Dos: Chapter 1
"There is only one evil - disunity." - Pierre Tielhard de Chardin
They each led double lives: in their very being and desires.
They met online, and were texting now. They matched mutually, each other’s profiles one of the most real, written things out there, amidst the cesspool of men holding fish and doing headstands and women clad in what might as well be string describing their character traits as “love to travel and tacos.”
Tano’s read: I am a verb. In life, however, I am nearly a doctorate holder and an editor.
Bradon’s read: I may say too much, or too little. I will compromise and just say that I have a green thumb and good teeth.
Each having read the profile of the other and being equally impressed, they proceeded to talk, he of going for the first swim of whatever this year is, and she of Hannibal Lecter. Later they exchanged links to their respective blogs, and it wasn’t before long that they started quoting each other’s writings with praise: “Damn, girl,” or “Damn, son.”
“Baby,” she said this particular day, “what do you think of me going to a Prague university to finish my Philosophical Sociology doctorate?”
As soon as leaving her mouth and hearing his answer, she knew the question was ill-timed (he was distracted with returning to Czech reserve Army training two weeks from now) and too soon (they had only been talking for two weeks). She regretted it even more when he replied, “Uh… That’s too much for me to process right now, baby. And it’s too quick. Anyway, which do you like more – my body or my brain?”
Earlier, while she had been waiting for Brandon to wake up, Lord, her kiwi friend, called.
“Hello, dear,” he said, using the term of endearment only reserved for a friendship such as theirs. He didn’t want her in any sexual way, and thus could call her anything she wants without malice or irony. At first she was bewildered, but came to the acceptance of his decision.
“Good morning, dear,” she replied.
They proceeded to talk for thirty minutes about the differences between geeks and nerds, and he told her about his walk in the park, the Pokémon he caught for Valentine’s Day, and how he, desperately wooing a woman while being a computer nerd, gave her they key of D from a keyboard and relishing how she had kept it after two years.
“You’re predictable. You’re normal. You’re safe,” she declared.
Hanging up the call after that, and not having anything else to do (while waiting for Brandon to wake up) and being too distracted to work on her editing, proceeded to look for universities in Prague that offered a Doctor of Philosophy and Sociology cognate. She found five such universities, and with trepidation, as always (she had imposter’s syndrome), proceeded to email all of them. She attached her dissertation topic proposal to the emails, as well as her latest transcript of records consisting mostly of A’s and A-‘s (except for a B+ in Research).
Her dissertation topic was twofold:
The temptation to think in dualist terms, it will be argued, has put modern sociology in a straitjacket, leading to reified and static causal accounts of where to put primacy in terms of social explanation.
The dissertation hopes to show that the hierarchized polarity between agency and structure as seen in both classic and modern social theory ultimately falls short when attempting to elucidate a comprehensive social ontology. (Gods, she hated writing academically; for she was good at it.) Giddens, “the main interpreter of modern social theory (Craib, 1992) and his Structuration Theory, “his most significant contribution to social theory, (Graaf, 35) presents a fundamentally different understanding alternative to understanding social ontology. Unlike its modern predecessors in social theory, it can be read as a theoretical unification the explanatory power of which goes beyond both top-down (or macrotheoretical, or structure) and bottom-up (or microtheoretical, or agency) approaches.

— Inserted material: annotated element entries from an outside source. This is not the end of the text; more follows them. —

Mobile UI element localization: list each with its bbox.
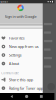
staticText: Share this app — [9, 77, 33, 82]
button[interactable]: Settings — [0, 51, 43, 59]
button[interactable]: About — [0, 59, 43, 68]
staticText: Settings — [9, 52, 22, 58]
staticText: Favorites — [9, 35, 25, 41]
staticText: Sign in with Google — [5, 14, 37, 19]
button[interactable]: Rating for Toner app — [0, 84, 43, 92]
staticText: Communicate — [1, 72, 19, 75]
staticText: Toner — [0, 0, 8, 3]
staticText: About — [9, 61, 19, 66]
staticText: New app from us — [9, 44, 39, 49]
button[interactable]: Favorites — [0, 34, 43, 42]
button[interactable]: New app from us — [0, 42, 43, 51]
button[interactable]: Share this app — [0, 75, 43, 84]
staticText: Rating for Toner app — [9, 86, 43, 91]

This increase in explanatory power, however, comes with a price. In moving beyond the dualism of agency and structure, Giddens places himself in no certain established position within modern social theory: he has been accused of being “foxlike,” a “honeybee flitting from theory to theory,” and “quintessentially postmodernist.” Reading his work is like “trying to catch quicksilver.” (Craib, 1992) At bottom, however, he avoids the blinding effect of a closed and deductive social theory and instead concerned with the openness of history and of human action. (Cohen, 1989)
In light of this, the non-linear nature of rhizomatic ontologies of flow, particularly that of Deleuze and Guattari, is hoped to lend Structuration Theory more robustness in terms of showing how it is an instantiation of a rhizome, instead of an arboreal root-tree type of ontology, which works with dualist categories of binary choices, always within the purview of systematic origin.
Delighted that she wrote all that within fifteen minutes with minimal editing, she pondered on her life-long question: What does it mean to be human?
She remembered Brandon's answer to her hypothetical again, and felt dread. It was indeed too early for that question, for any question.
If only Lord could have been a writer, she mused. He was the most human man she has ever met, and she was certain he can answer the question, while eating his non-gluten ice cream.